From HTML WG Wiki
The root element
Proposed redraft of "The root element" subsection
The following emails include a redraft of the subsection to:
- clarify the useage of xmlns and xmlns: prefixed elements
- add requirements for authors and authoring UAs to include @dir and @xcml:lang on the root element
- modifies the content model and other norms when HTML is used in compound XML documents
Concerns were raised about the value of the xmlns attribute in text/html serialized documents
- xmlns must be set to xhtml URI
- xmlns only there due to errant authoring tools
- xmlns value stricter in current draft
Basically these suggest making the document conformance criteria require a value for xmlns of "http://www.w3.org/1999/xhtml" in the text/html serialization.
This draft does not include any mention of the @charset attribute discussed below. The suggestion below with @charset is merely to include UA conformance criteria to look for @charset value on the root element, by changing the pre-parsing algorithm. Since this is not backwards compatible it is not recommended for document conformance criteria yet: only UA conformance criteria.
charset attribute and encoding
This review section relates to the "root element" subsection of the draft and also separate "Document metadata" and "The input stream" subsections.
In general, I think it would be best to encourage authors to use BOM detection compatible encodings (UTF-8, UTF-16 and UTF-32) and to use BOM only: particularly if existing UAs handle encoding detection from BOM adequately.
If we do change the author guidance on this, we should consider adding charset attribute to root element rather than adding a charset attribute to the <meta> element. This will be easier for authors to use. It will also be easier for UAs to pre-parse. (Rob Burns)
Adding the following paragraph to the encoding detection algorithm could enable this in HTML5 conforming UAs:
"A sequence of bytes starting with: 0x3C, 0x68 or 0x48, 0x54 or 0x74, 0x4D or 0x6D, 0x4C or 0x6C, and finally one of 0x09, 0x0A, 0x0B, 0x0C, 0x0D, 0x20 (case-insensitive ASCII '<html' followed by a space)"

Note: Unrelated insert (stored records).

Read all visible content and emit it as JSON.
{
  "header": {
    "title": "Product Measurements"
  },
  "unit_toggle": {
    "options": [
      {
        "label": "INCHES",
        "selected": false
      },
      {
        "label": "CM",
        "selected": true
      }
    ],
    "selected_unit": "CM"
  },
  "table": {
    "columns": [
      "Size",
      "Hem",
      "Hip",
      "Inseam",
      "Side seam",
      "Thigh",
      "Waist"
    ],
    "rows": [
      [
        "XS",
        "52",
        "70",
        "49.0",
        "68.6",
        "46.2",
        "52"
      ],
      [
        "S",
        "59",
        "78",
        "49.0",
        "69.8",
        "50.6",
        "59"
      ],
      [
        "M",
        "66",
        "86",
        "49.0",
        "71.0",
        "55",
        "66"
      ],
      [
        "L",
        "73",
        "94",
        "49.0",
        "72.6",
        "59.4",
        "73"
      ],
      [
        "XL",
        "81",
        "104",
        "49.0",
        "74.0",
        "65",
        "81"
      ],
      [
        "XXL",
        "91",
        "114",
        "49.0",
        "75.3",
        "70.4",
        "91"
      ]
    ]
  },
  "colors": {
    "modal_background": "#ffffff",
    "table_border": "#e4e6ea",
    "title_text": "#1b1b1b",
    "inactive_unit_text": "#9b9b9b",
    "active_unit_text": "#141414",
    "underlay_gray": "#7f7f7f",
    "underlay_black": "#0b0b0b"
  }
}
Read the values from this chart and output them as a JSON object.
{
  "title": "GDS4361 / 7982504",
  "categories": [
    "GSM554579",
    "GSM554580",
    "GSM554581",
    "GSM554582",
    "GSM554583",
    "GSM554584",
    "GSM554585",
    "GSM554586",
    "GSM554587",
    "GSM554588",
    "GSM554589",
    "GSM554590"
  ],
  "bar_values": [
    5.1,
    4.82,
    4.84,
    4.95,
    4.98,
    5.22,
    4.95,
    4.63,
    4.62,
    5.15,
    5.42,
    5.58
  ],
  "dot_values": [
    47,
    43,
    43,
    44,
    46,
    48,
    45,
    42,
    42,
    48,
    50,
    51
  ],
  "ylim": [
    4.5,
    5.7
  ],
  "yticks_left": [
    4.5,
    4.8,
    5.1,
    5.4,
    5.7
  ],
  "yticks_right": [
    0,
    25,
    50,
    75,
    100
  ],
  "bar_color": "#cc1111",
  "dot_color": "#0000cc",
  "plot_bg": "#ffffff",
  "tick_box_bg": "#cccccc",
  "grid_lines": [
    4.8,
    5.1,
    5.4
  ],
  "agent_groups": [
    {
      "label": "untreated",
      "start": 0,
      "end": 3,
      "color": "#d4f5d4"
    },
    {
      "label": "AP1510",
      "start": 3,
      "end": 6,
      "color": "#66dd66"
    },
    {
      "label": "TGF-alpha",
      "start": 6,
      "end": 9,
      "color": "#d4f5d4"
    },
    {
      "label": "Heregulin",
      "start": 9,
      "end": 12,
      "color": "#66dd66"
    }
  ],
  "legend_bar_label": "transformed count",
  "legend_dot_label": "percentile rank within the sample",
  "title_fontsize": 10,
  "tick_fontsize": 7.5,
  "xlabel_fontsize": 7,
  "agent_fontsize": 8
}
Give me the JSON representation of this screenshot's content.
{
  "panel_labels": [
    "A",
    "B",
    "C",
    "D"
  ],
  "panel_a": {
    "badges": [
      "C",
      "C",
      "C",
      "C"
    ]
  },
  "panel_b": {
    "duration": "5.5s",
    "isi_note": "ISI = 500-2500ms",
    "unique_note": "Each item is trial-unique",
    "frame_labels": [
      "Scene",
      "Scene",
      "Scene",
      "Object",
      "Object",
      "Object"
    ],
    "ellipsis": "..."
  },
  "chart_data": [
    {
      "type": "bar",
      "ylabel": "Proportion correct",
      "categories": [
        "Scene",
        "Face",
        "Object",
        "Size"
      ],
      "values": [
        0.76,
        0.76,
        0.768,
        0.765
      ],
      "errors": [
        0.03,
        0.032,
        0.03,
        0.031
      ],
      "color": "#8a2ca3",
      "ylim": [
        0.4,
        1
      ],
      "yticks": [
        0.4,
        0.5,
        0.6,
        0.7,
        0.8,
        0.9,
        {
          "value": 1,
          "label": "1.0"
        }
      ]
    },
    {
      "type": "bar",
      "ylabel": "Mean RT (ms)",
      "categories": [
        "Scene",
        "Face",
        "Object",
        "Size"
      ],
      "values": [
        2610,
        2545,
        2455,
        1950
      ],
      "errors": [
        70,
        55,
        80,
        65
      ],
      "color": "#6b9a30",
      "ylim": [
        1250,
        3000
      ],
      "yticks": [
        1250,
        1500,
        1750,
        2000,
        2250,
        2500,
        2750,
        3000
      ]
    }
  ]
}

More testing is required for: 1) current UA encoding detection from BOM only.2) encoding detection with meta@charset 3) coding detection from html@charset. In particular test should use non-UTF encodings, since UAs may be most savvy about detecting these encodings. Using, for example, 8859-9 as the actual encoding and then mis-declaring another encoding (e.g., windows-1252), will provide the most robust test of current UA behavior.